It was by this time getting late, and the father and daughter were sitting in their almost fireless room, anxious and sad, for, as Tracy had conjectured, they were reduced to the last extremity of distress, when they were startled at a double knock at the door. It was long since those old walls had reverberated to such a sound.
"Who can that be?" exclaimed Lane, looking suddenly up from his book, which was a tattered volume of Shakspeare, the only one he possessed. "I heard a coach stop."
"It can be nobody here," returned Mary: "it must be a mistake."
However, she rose and opened the door, at which by this time stood Mr. Aldridge, whose features it was too dark to distinguish.

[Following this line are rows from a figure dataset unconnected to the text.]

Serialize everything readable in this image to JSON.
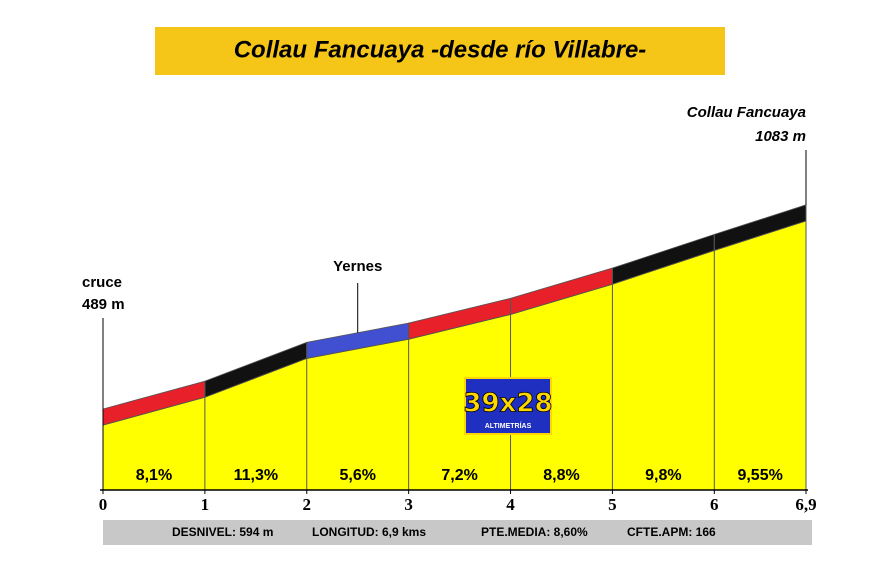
{
  "chart_data": {
    "type": "profile",
    "title": "Collau Fancuaya -desde río Villabre-",
    "x": [
      0,
      1,
      2,
      3,
      4,
      5,
      6,
      6.9
    ],
    "elevations": [
      489,
      570,
      683,
      739,
      811,
      899,
      997,
      1083
    ],
    "gradients": [
      8.1,
      11.3,
      5.6,
      7.2,
      8.8,
      9.8,
      9.55
    ],
    "gradient_labels": [
      "8,1%",
      "11,3%",
      "5,6%",
      "7,2%",
      "8,8%",
      "9,8%",
      "9,55%"
    ],
    "segment_colors": [
      "#e8202a",
      "#111111",
      "#4050d0",
      "#e8202a",
      "#e8202a",
      "#111111",
      "#111111"
    ],
    "fill_color": "#ffff00",
    "xlim": [
      0,
      6.9
    ],
    "xticks": [
      0,
      1,
      2,
      3,
      4,
      5,
      6,
      {
        "value": 6.9,
        "label": "6,9"
      }
    ],
    "ylim": [
      300,
      1100
    ],
    "annotations": [
      {
        "text": [
          "cruce",
          "489 m"
        ],
        "x": 0
      },
      {
        "text": [
          "Yernes"
        ],
        "x": 2.5
      },
      {
        "text": [
          "Collau Fancuaya",
          "1083 m"
        ],
        "x": 6.9
      }
    ],
    "logo": {
      "text": "39x28",
      "subtext": "ALTIMETRÍAS"
    },
    "footer": [
      "DESNIVEL:  594 m",
      "LONGITUD:  6,9 kms",
      "PTE.MEDIA:  8,60%",
      "CFTE.APM:  166"
    ]
  }
}
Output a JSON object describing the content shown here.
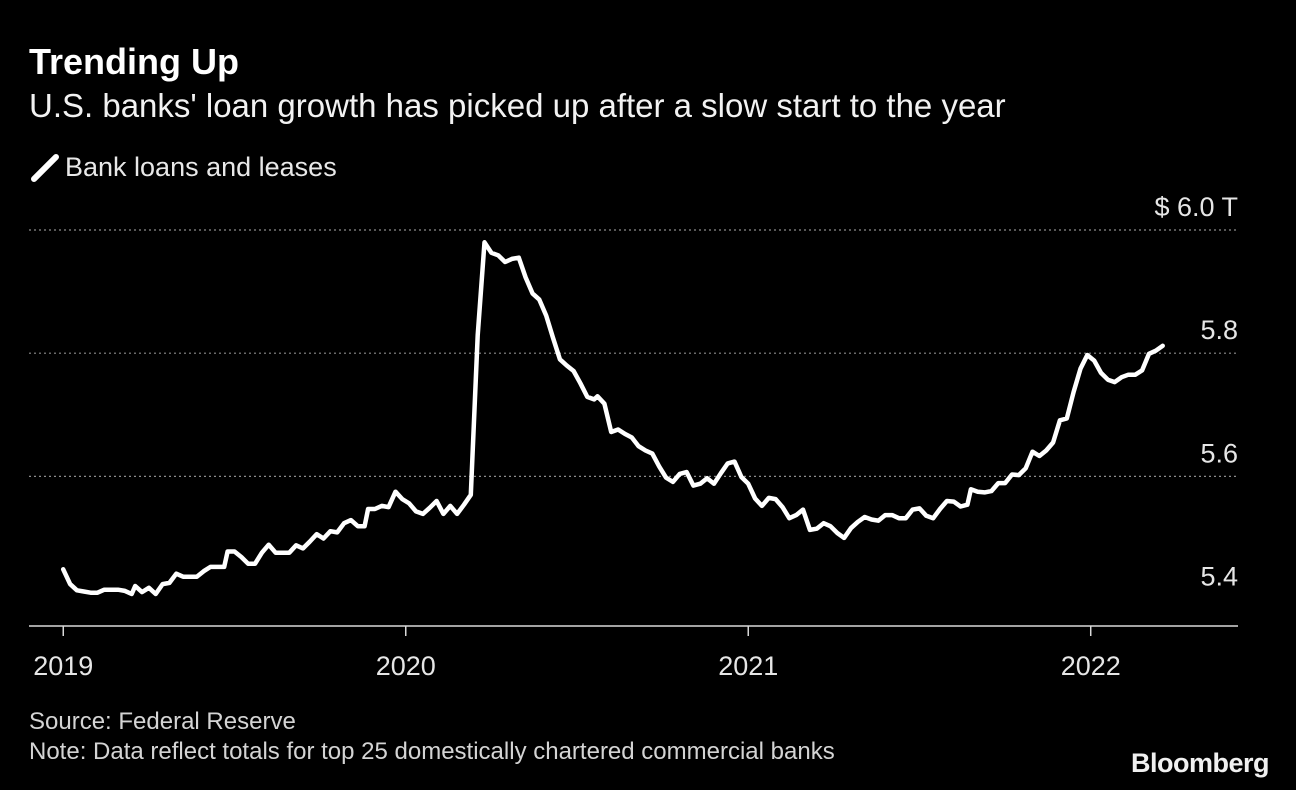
{
  "header": {
    "title": "Trending Up",
    "subtitle": "U.S. banks' loan growth has picked up after a slow start to the year"
  },
  "legend": {
    "icon": "slash-line-icon",
    "label": "Bank loans and leases"
  },
  "footer": {
    "source": "Source: Federal Reserve",
    "note": "Note: Data reflect totals for top 25 domestically chartered commercial banks",
    "brand": "Bloomberg"
  },
  "colors": {
    "background": "#000000",
    "line": "#ffffff",
    "grid": "#8c8c8c",
    "text": "#ffffff"
  },
  "chart_data": {
    "type": "line",
    "title": "Trending Up",
    "subtitle": "U.S. banks' loan growth has picked up after a slow start to the year",
    "unit": "T",
    "y_tick_labels": [
      "5.4",
      "5.6",
      "5.8",
      "$ 6.0  T"
    ],
    "y_ticks": [
      5.4,
      5.6,
      5.8,
      6.0
    ],
    "x_tick_labels": [
      "2019",
      "2020",
      "2021",
      "2022"
    ],
    "x_ticks": [
      2019,
      2020,
      2021,
      2022
    ],
    "xlim": [
      2018.9,
      2022.43
    ],
    "ylim": [
      5.357,
      6.0
    ],
    "grid": "horizontal dotted",
    "legend_position": "top-left",
    "series": [
      {
        "name": "Bank loans and leases",
        "points": [
          [
            2019.0,
            5.449
          ],
          [
            2019.02,
            5.425
          ],
          [
            2019.04,
            5.415
          ],
          [
            2019.06,
            5.413
          ],
          [
            2019.08,
            5.411
          ],
          [
            2019.1,
            5.411
          ],
          [
            2019.12,
            5.416
          ],
          [
            2019.14,
            5.416
          ],
          [
            2019.16,
            5.416
          ],
          [
            2019.18,
            5.414
          ],
          [
            2019.2,
            5.409
          ],
          [
            2019.21,
            5.422
          ],
          [
            2019.23,
            5.412
          ],
          [
            2019.25,
            5.419
          ],
          [
            2019.27,
            5.409
          ],
          [
            2019.29,
            5.425
          ],
          [
            2019.31,
            5.427
          ],
          [
            2019.33,
            5.442
          ],
          [
            2019.35,
            5.437
          ],
          [
            2019.37,
            5.437
          ],
          [
            2019.39,
            5.437
          ],
          [
            2019.41,
            5.446
          ],
          [
            2019.43,
            5.453
          ],
          [
            2019.45,
            5.453
          ],
          [
            2019.47,
            5.453
          ],
          [
            2019.48,
            5.478
          ],
          [
            2019.5,
            5.478
          ],
          [
            2019.52,
            5.469
          ],
          [
            2019.54,
            5.458
          ],
          [
            2019.56,
            5.458
          ],
          [
            2019.58,
            5.476
          ],
          [
            2019.6,
            5.489
          ],
          [
            2019.62,
            5.476
          ],
          [
            2019.64,
            5.476
          ],
          [
            2019.66,
            5.476
          ],
          [
            2019.68,
            5.488
          ],
          [
            2019.7,
            5.483
          ],
          [
            2019.72,
            5.494
          ],
          [
            2019.74,
            5.506
          ],
          [
            2019.76,
            5.499
          ],
          [
            2019.78,
            5.511
          ],
          [
            2019.8,
            5.509
          ],
          [
            2019.82,
            5.524
          ],
          [
            2019.84,
            5.529
          ],
          [
            2019.86,
            5.519
          ],
          [
            2019.88,
            5.519
          ],
          [
            2019.89,
            5.547
          ],
          [
            2019.91,
            5.547
          ],
          [
            2019.93,
            5.552
          ],
          [
            2019.95,
            5.55
          ],
          [
            2019.97,
            5.575
          ],
          [
            2019.99,
            5.563
          ],
          [
            2020.01,
            5.556
          ],
          [
            2020.03,
            5.543
          ],
          [
            2020.05,
            5.539
          ],
          [
            2020.07,
            5.549
          ],
          [
            2020.09,
            5.56
          ],
          [
            2020.11,
            5.539
          ],
          [
            2020.13,
            5.552
          ],
          [
            2020.15,
            5.539
          ],
          [
            2020.17,
            5.554
          ],
          [
            2020.19,
            5.57
          ],
          [
            2020.21,
            5.829
          ],
          [
            2020.23,
            5.98
          ],
          [
            2020.25,
            5.963
          ],
          [
            2020.27,
            5.959
          ],
          [
            2020.29,
            5.948
          ],
          [
            2020.31,
            5.953
          ],
          [
            2020.33,
            5.955
          ],
          [
            2020.35,
            5.923
          ],
          [
            2020.37,
            5.897
          ],
          [
            2020.39,
            5.887
          ],
          [
            2020.41,
            5.861
          ],
          [
            2020.43,
            5.825
          ],
          [
            2020.45,
            5.79
          ],
          [
            2020.47,
            5.78
          ],
          [
            2020.49,
            5.771
          ],
          [
            2020.51,
            5.751
          ],
          [
            2020.53,
            5.729
          ],
          [
            2020.55,
            5.725
          ],
          [
            2020.56,
            5.73
          ],
          [
            2020.58,
            5.718
          ],
          [
            2020.6,
            5.672
          ],
          [
            2020.62,
            5.676
          ],
          [
            2020.64,
            5.669
          ],
          [
            2020.66,
            5.663
          ],
          [
            2020.68,
            5.649
          ],
          [
            2020.7,
            5.642
          ],
          [
            2020.72,
            5.637
          ],
          [
            2020.74,
            5.616
          ],
          [
            2020.76,
            5.598
          ],
          [
            2020.78,
            5.591
          ],
          [
            2020.8,
            5.604
          ],
          [
            2020.82,
            5.607
          ],
          [
            2020.84,
            5.585
          ],
          [
            2020.86,
            5.588
          ],
          [
            2020.88,
            5.597
          ],
          [
            2020.9,
            5.588
          ],
          [
            2020.92,
            5.605
          ],
          [
            2020.94,
            5.621
          ],
          [
            2020.96,
            5.624
          ],
          [
            2020.98,
            5.599
          ],
          [
            2021.0,
            5.588
          ],
          [
            2021.02,
            5.564
          ],
          [
            2021.04,
            5.552
          ],
          [
            2021.06,
            5.565
          ],
          [
            2021.08,
            5.563
          ],
          [
            2021.1,
            5.55
          ],
          [
            2021.12,
            5.532
          ],
          [
            2021.14,
            5.537
          ],
          [
            2021.16,
            5.546
          ],
          [
            2021.18,
            5.513
          ],
          [
            2021.2,
            5.515
          ],
          [
            2021.22,
            5.524
          ],
          [
            2021.24,
            5.519
          ],
          [
            2021.26,
            5.508
          ],
          [
            2021.28,
            5.5
          ],
          [
            2021.3,
            5.516
          ],
          [
            2021.32,
            5.526
          ],
          [
            2021.34,
            5.534
          ],
          [
            2021.36,
            5.53
          ],
          [
            2021.38,
            5.528
          ],
          [
            2021.4,
            5.537
          ],
          [
            2021.42,
            5.537
          ],
          [
            2021.44,
            5.532
          ],
          [
            2021.46,
            5.532
          ],
          [
            2021.48,
            5.546
          ],
          [
            2021.5,
            5.548
          ],
          [
            2021.52,
            5.536
          ],
          [
            2021.54,
            5.532
          ],
          [
            2021.56,
            5.547
          ],
          [
            2021.58,
            5.56
          ],
          [
            2021.6,
            5.559
          ],
          [
            2021.62,
            5.551
          ],
          [
            2021.64,
            5.554
          ],
          [
            2021.65,
            5.579
          ],
          [
            2021.67,
            5.575
          ],
          [
            2021.69,
            5.574
          ],
          [
            2021.71,
            5.576
          ],
          [
            2021.73,
            5.589
          ],
          [
            2021.75,
            5.589
          ],
          [
            2021.77,
            5.603
          ],
          [
            2021.79,
            5.602
          ],
          [
            2021.81,
            5.613
          ],
          [
            2021.83,
            5.64
          ],
          [
            2021.85,
            5.633
          ],
          [
            2021.87,
            5.642
          ],
          [
            2021.89,
            5.655
          ],
          [
            2021.91,
            5.691
          ],
          [
            2021.93,
            5.694
          ],
          [
            2021.95,
            5.737
          ],
          [
            2021.97,
            5.775
          ],
          [
            2021.99,
            5.797
          ],
          [
            2022.01,
            5.788
          ],
          [
            2022.03,
            5.768
          ],
          [
            2022.05,
            5.757
          ],
          [
            2022.07,
            5.753
          ],
          [
            2022.09,
            5.761
          ],
          [
            2022.11,
            5.765
          ],
          [
            2022.13,
            5.765
          ],
          [
            2022.15,
            5.772
          ],
          [
            2022.17,
            5.799
          ],
          [
            2022.19,
            5.804
          ],
          [
            2022.21,
            5.812
          ]
        ]
      }
    ]
  }
}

"Bring a light here!" said he. "No; stay; I'll send you out the money," he added to the coachman, and with that he stepped forward to the little parlor. But the scene that there presented itself struck heavily upon his heart, and perhaps upon his conscience, for instead of advancing, he stood still in the doorway. Here was poverty indeed! He and Lane had begun life together, but what a contrast in their ultimate fortunes! The one with much more money than he knew what to do with; the other without a shilling to purchase a bushel of coals to warm his shivering limbs; and yet the rich man was probably the more miserable of the two!
"Mr. Aldridge!" exclaimed Lane, rising from his seat in amazement.
"Take this, and pay the man his fare," said the visitor to Mary, handing her some silver. "And have you no coals?"
"No, sir."
"Then buy some directly, and make up the fire. Get plenty; here's the money to pay for them;" and as the coals were to be had next door, there was soon a cheerful fire in the grate. Lane drew his chair close to the fender, and spread his thin fingers to the welcome blaze.
"I did not know you were so badly off as this," Mr. Aldridge remarked.